Another understandable concern for parents is the way that vaccinations are given to tiny babies and the rate and frequency at which infants receive these shots.  Some are also concerned about the chemical contents included in vaccines.  The anti-vaccine documentary Silent Epidemic, the Untold Story of Vaccines discusses how many vaccines children are exposed to and how rapidly they are exposed.

It’s easy to sympathize with this side of the argument, but Corrine had some insight to offer about the schedule.  She said that immunization schedules were designed to provide maximum immunity with minimum risk to children.  Corrine asked, why would you wait?  A vaccine can save your child’s life and keep them safe.  Why would a parent procrastinate that, when it has been proven to be safe to be administered earlier?

Another concern some people have about vaccinating babies and young children stems from a belief that certain vaccines may cause autism.  In 1998, Dr. Andrew Wakefield published a research paper that linked the MMR (or measles mumps and rubella) vaccine to the onset of autism.  After more than a decade, and more than 2 dozen studies were done attempting and failing to replicate Wakefield’s results, his study was thoroughly discredited in 2011.  However, the fear of vaccine-induced autism persists.

In 2011, NPR’s DIANE REHM hosted a panel of experts on the subject.  One of her guests, Seth Mnookin, explained that in addition to the scientific communities’ inability to replicate Wakefield’s study results, Wakefield also had several financial conflicts of interest.

Another guest on the show, Alison Singer, explained it simply.  She said “The way science needs to be done is when a scientific question is put before us and there’s one study, that study needs to be replicated and several laboratories set out specifically to try to replicate Wakefield’s findings and none could. And we got to the point where we had study, after study, after study that looked at whether vaccines were associated with autism and none of the studies indicated that there was a cause or relationship between vaccines and autism.”

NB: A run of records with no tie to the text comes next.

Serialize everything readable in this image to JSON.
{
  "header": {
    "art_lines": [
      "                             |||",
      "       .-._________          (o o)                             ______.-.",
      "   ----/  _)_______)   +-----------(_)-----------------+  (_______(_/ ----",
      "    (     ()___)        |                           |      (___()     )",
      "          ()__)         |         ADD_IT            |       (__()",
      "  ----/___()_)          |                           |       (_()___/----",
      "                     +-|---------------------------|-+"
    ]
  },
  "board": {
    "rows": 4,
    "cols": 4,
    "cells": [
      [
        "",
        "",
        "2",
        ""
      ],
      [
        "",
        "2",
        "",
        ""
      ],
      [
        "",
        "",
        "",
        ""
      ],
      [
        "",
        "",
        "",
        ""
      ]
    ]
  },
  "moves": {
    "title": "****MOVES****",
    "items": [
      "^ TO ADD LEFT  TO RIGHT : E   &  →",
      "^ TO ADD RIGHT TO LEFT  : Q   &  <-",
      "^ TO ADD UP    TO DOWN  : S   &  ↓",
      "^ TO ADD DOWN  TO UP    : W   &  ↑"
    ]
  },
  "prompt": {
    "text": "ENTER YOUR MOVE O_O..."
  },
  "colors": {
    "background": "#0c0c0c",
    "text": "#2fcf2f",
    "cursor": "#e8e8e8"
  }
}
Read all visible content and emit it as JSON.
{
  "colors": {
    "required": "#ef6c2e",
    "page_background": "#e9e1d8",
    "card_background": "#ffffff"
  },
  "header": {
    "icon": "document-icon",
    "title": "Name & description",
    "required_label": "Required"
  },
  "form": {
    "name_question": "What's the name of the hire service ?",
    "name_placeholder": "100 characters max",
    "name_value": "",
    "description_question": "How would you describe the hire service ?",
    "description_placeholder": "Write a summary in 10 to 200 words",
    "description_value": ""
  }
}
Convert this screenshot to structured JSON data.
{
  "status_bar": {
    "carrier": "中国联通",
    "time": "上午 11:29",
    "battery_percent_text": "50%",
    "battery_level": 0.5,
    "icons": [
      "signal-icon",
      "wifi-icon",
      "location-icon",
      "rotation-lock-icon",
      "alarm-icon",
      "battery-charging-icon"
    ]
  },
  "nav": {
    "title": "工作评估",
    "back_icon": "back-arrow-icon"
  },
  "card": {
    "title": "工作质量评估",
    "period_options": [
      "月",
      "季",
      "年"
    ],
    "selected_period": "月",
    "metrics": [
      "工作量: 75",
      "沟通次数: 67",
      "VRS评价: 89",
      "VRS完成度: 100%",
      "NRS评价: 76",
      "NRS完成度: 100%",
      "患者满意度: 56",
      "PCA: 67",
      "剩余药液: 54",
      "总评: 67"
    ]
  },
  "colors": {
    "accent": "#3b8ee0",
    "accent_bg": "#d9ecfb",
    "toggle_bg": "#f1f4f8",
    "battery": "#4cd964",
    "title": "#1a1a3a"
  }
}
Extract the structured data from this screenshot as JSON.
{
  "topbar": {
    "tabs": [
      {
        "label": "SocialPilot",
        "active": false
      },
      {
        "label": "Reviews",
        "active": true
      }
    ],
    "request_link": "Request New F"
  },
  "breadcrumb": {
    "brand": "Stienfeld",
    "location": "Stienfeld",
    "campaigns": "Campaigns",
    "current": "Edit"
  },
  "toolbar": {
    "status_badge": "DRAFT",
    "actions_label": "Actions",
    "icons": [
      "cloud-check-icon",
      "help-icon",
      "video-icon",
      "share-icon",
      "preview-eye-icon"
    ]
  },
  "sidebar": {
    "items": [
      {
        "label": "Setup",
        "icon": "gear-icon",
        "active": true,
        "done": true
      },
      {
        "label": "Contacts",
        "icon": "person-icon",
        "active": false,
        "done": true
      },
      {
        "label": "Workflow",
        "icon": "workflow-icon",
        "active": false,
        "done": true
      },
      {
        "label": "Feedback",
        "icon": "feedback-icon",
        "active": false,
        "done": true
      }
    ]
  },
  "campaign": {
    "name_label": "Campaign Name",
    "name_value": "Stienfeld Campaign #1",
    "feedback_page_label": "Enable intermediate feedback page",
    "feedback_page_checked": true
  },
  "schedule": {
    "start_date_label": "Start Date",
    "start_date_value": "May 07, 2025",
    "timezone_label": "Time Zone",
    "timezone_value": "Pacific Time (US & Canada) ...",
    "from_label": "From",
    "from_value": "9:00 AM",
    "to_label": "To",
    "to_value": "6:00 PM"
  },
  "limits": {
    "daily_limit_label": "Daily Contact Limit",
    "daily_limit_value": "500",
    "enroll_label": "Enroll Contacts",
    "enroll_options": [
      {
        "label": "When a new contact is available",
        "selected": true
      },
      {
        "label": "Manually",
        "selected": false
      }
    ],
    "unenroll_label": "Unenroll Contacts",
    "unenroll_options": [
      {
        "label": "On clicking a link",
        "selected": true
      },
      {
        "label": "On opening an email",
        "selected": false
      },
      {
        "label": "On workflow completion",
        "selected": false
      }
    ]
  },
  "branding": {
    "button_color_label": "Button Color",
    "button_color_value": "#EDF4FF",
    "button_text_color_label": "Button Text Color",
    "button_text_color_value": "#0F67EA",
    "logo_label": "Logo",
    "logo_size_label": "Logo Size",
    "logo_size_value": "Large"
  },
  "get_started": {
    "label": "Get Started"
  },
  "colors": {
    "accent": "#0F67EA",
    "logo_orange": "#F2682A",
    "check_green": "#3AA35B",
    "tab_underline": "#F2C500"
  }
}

Here in Alaska, the vaccine debate it particularly pertinent.  According to the CDC in 2013, Alaska had the lowest rate for the combined childhood vaccine series, with only about 60 percent of children fully vaccinated.  Corrine attributed this low rate to a variety of factors, one of which she said was many Alaskan’s lower level of access to medical care sure to isolated communities and a high number of people living off the grid.